Beispiele finden sich viele, entstanden meist in Situationen, in welchen die Spaltung der Gesellschaft, allgemein oder zu bestimmten virulenten Themen, weit fortgeschritten ist und der politische Druck zunimmt. Der öffentliche Raum wird in solchen Situationen mehr und mehr mit Formen und Symbolen besetzt, um so die eigene Position und Stärke sichtbar zu machen oder Widerstand zu organisieren. Das können auch spielerische Formen sein wie zum Beispiel der weit verbreitete „Atomkraft, nein danke!“-Sticker, der massenhaft als Statement und Ausdruck einer sozialen Bewegung auf Autos, Laternenpfähle und Pinnwände geklebt wurde. Mit dem Mittel der Kontrafaktur greift die Gegenseite auf solche Formen und Symbole zurück. So erschienen nach einer gewissen Zeit, allerdings mit deutlich geringerem Erfolg, ähnlich gestaltete „Atomkraft, ja bitte!“ oder „Steinzeit, nein danke!“-Sticker.

Ein bekanntes, wiederum musikalisches Beispiel ist das „Horst-Wessel-Lied“, ein Marsch, der zur Hymne der nationalsozialistischen SA wurde und in welchem Rhythmen und Melodieführungen von Arbeiterliedern aufgenommen wurden. Er gehörte, neben anderen teils auch populistischen Zutaten, zu den breitenwirksamen Maßnahmen der nationalsozialistischen Bewegung, um sich Zugang zur Arbeiterschaft zu verschaffen.
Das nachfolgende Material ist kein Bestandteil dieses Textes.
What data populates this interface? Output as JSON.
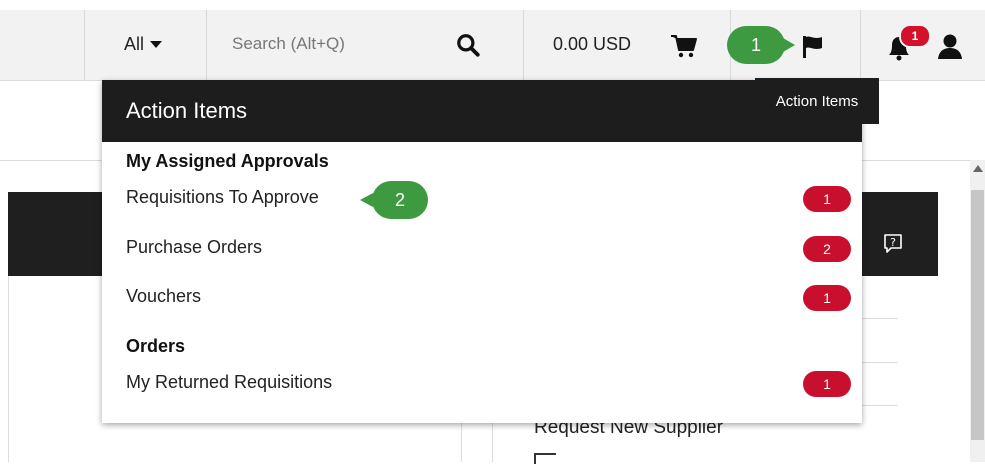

Zugang zur Arbeiterschaft, das ist auch Trumps vorgebliches Ziel. Er kam an die Macht mit der an die US-amerikanische Unterschicht und die von Abstiegsängsten geplagten Mittelschicht adressierten Behauptung, die USA in ein „goldenes Zeitalter“ zu führen. Mit „MAGA“-Parole und haltlosen Versprechungen auf schnelle Erfolge nutzte er vor allem die desolate Stimmung in den Industrieregionen des mittleren Westens.

Ein Milliardär, der zusammen mit anderen Milliardären die Weltökonomie zu seinen beziehungsweise deren Gunsten umgestalten möchte, geriert sich als oberster Arbeiterführer. Dafür stehen seine vulgär-aggressive Rhetorik, der zur Schau gestellte primitive Patriotismus, sein Faible für Massenvergnügungen wie Wrestling-Shows und die martialisch gereckte Faust als „Trumpschem Gruß“.